The tally brings the country to 50,000 new cases in the past five days as the government prepares to launch tighter restrictions to break the rising tide of infection and death. July 19 saw another 81 fatalities reported.
The Royal Gazette on Sunday carried an announcement that reclassified three provinces – Ayutthaya, Chachoengsao and Chonburi – as “deep red” or maximum control and strict control area, bringing to the Central and Eastern provinces the same hard curfews and business closures in place in 10 provinces in metropolitan Bangkok and the Deep South for the past two weeks.
The Center for Covid-19 Situation Administration also extended the existing “dark red” restrictions for another two weeks.
Tuesday, however, brings more control to the maximum-control areas. A “suggested” stay-at-home order will be in place during 5 a.m. to 9 p.m., with the public told to stay home unless necessary. While there will be no fines or jail time for those leaving home, authorities said they considered the only legitimate reasons to be out are to purchase food or medicine, seek medical attention or Covid-19 vaccinations or to go to work when working at home isn’t possible.
All non-essential businesses remain closed but those permitted to stay open – supermarkets, convenience stores and takeout restaurants – must now close at 8 p.m.
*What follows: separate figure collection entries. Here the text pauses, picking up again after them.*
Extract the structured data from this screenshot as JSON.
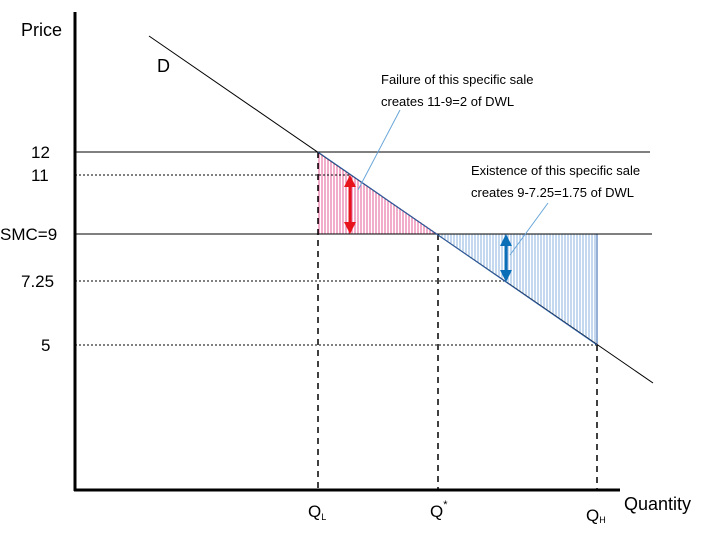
{
  "axes": {
    "y_label": "Price",
    "x_label": "Quantity"
  },
  "curve_label": "D",
  "price_ticks": [
    {
      "label": "12",
      "value": 12
    },
    {
      "label": "11",
      "value": 11
    },
    {
      "label": "SMC=9",
      "value": 9
    },
    {
      "label": "7.25",
      "value": 7.25
    },
    {
      "label": "5",
      "value": 5
    }
  ],
  "quantity_ticks": {
    "ql": {
      "main": "Q",
      "sub": "L"
    },
    "qstar": {
      "main": "Q",
      "sup": "*"
    },
    "qh": {
      "main": "Q",
      "sub": "H"
    }
  },
  "annotations": {
    "failure_line1": "Failure of this specific sale",
    "failure_line2": "creates 11-9=2 of DWL",
    "existence_line1": "Existence of this specific sale",
    "existence_line2": "creates 9-7.25=1.75 of DWL"
  },
  "colors": {
    "low_region": "#e0317a",
    "high_region": "#6a9fd8",
    "red_arrow": "#e8141c",
    "blue_arrow": "#0b6fb8",
    "callout_line": "#6aa6d8",
    "demand_line": "#000000"
  }
}
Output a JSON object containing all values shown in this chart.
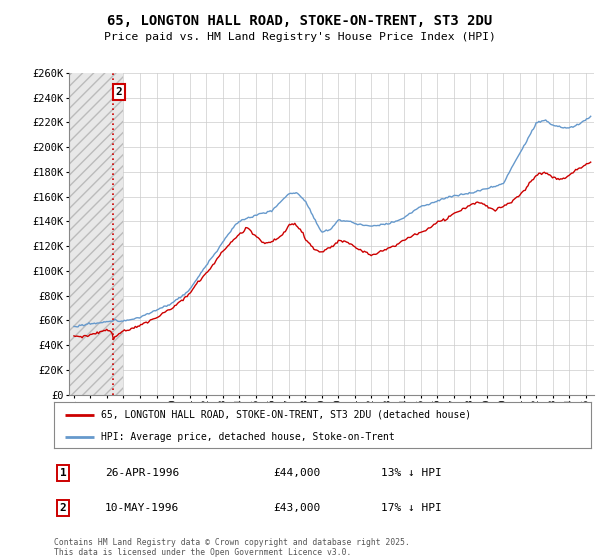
{
  "title": "65, LONGTON HALL ROAD, STOKE-ON-TRENT, ST3 2DU",
  "subtitle": "Price paid vs. HM Land Registry's House Price Index (HPI)",
  "legend_line1": "65, LONGTON HALL ROAD, STOKE-ON-TRENT, ST3 2DU (detached house)",
  "legend_line2": "HPI: Average price, detached house, Stoke-on-Trent",
  "footer": "Contains HM Land Registry data © Crown copyright and database right 2025.\nThis data is licensed under the Open Government Licence v3.0.",
  "table": [
    {
      "num": "1",
      "date": "26-APR-1996",
      "price": "£44,000",
      "change": "13% ↓ HPI"
    },
    {
      "num": "2",
      "date": "10-MAY-1996",
      "price": "£43,000",
      "change": "17% ↓ HPI"
    }
  ],
  "vline_label": "2",
  "vline_x": 1996.36,
  "price_paid_color": "#cc0000",
  "hpi_color": "#6699cc",
  "background_color": "#ffffff",
  "grid_color": "#cccccc",
  "ylim": [
    0,
    260000
  ],
  "ytick_step": 20000,
  "xlim_start": 1993.7,
  "xlim_end": 2025.5
}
The hard curfew continues from 9 p.m. to 4 a.m.
The Civil Aviation Authority of Thailand also announced that, starting Wednesday, no domestic flights to or from Bangkok and other dark red areas will be allowed, with exceptions for medical flights, emergency landings and flights serving the Phuket “sandbox” or “Samui Plus” tourism schemes.
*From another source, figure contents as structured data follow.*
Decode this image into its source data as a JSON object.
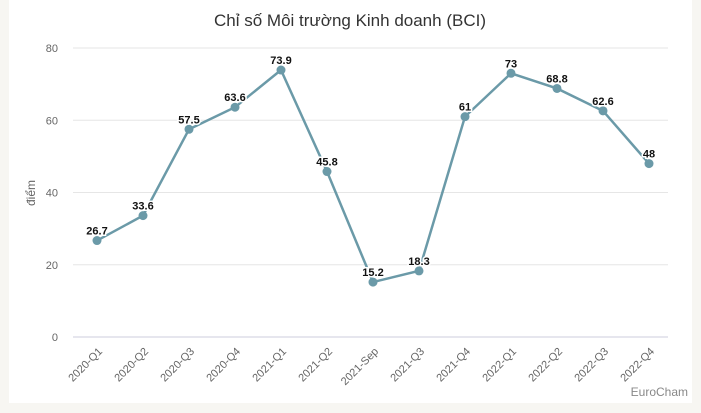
{
  "chart_data": {
    "type": "line",
    "title": "Chỉ số Môi trường Kinh doanh (BCI)",
    "ylabel": "điểm",
    "xlabel": "",
    "credit": "EuroCham",
    "ylim": [
      0,
      80
    ],
    "yticks": [
      0,
      20,
      40,
      60,
      80
    ],
    "categories": [
      "2020-Q1",
      "2020-Q2",
      "2020-Q3",
      "2020-Q4",
      "2021-Q1",
      "2021-Q2",
      "2021-Sep",
      "2021-Q3",
      "2021-Q4",
      "2022-Q1",
      "2022-Q2",
      "2022-Q3",
      "2022-Q4"
    ],
    "values": [
      26.7,
      33.6,
      57.5,
      63.6,
      73.9,
      45.8,
      15.2,
      18.3,
      61,
      73,
      68.8,
      62.6,
      48
    ],
    "color": "#6b9aa8",
    "grid": true
  }
}
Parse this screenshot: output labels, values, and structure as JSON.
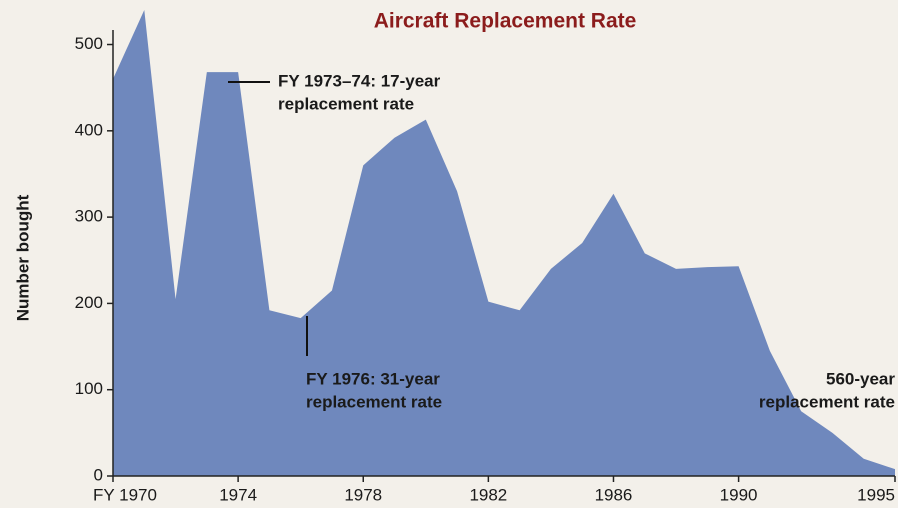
{
  "chart_data": {
    "type": "area",
    "title": "Aircraft Replacement Rate",
    "ylabel": "Number bought",
    "x": [
      1970,
      1971,
      1972,
      1973,
      1974,
      1975,
      1976,
      1977,
      1978,
      1979,
      1980,
      1981,
      1982,
      1983,
      1984,
      1985,
      1986,
      1987,
      1988,
      1989,
      1990,
      1991,
      1992,
      1993,
      1994,
      1995
    ],
    "values": [
      460,
      540,
      205,
      468,
      468,
      192,
      183,
      215,
      360,
      392,
      413,
      330,
      202,
      192,
      240,
      270,
      327,
      258,
      240,
      242,
      243,
      145,
      75,
      50,
      20,
      8
    ],
    "color": "#6f88bd",
    "xlim": [
      1970,
      1995
    ],
    "xticks": [
      {
        "value": 1970,
        "label": "FY 1970"
      },
      1974,
      1978,
      1982,
      1986,
      1990,
      1995
    ],
    "ylim": [
      0,
      540
    ],
    "yticks": [
      0,
      100,
      200,
      300,
      400,
      500
    ],
    "annotations": [
      {
        "lines": [
          "FY 1973–74: 17-year",
          "replacement rate"
        ]
      },
      {
        "lines": [
          "FY 1976: 31-year",
          "replacement rate"
        ]
      },
      {
        "lines": [
          "560-year",
          "replacement rate"
        ]
      }
    ]
  }
}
The public, meanwhile, is becoming increasingly intolerant of the government’s mismanagement of the Covid-19 epidemic and the national vaccination strategy. Anger erupted on the streets of Bangkok Sunday with protestors dumping wrapped “bodies” representing the thousands who have died from Covid-19 since last year.
While the Central Vaccination Center said Sunday that foreigners age 75 or older can now walk-in for Covid-19 jabs at the Bang Sue Central Station, the larger problem of vaccine supply is pushing the government into blowing holes in its foreign policy.
The government now is threatening to bar exports of locally made AstraZeneca vaccine earmarked for other Asian countries including Taiwan, the Philippines and Indonesia, which currently is the world’s biggest coronavirus hotspot and is in more desperate need of the Thailand-produced vaccines than Thailand is.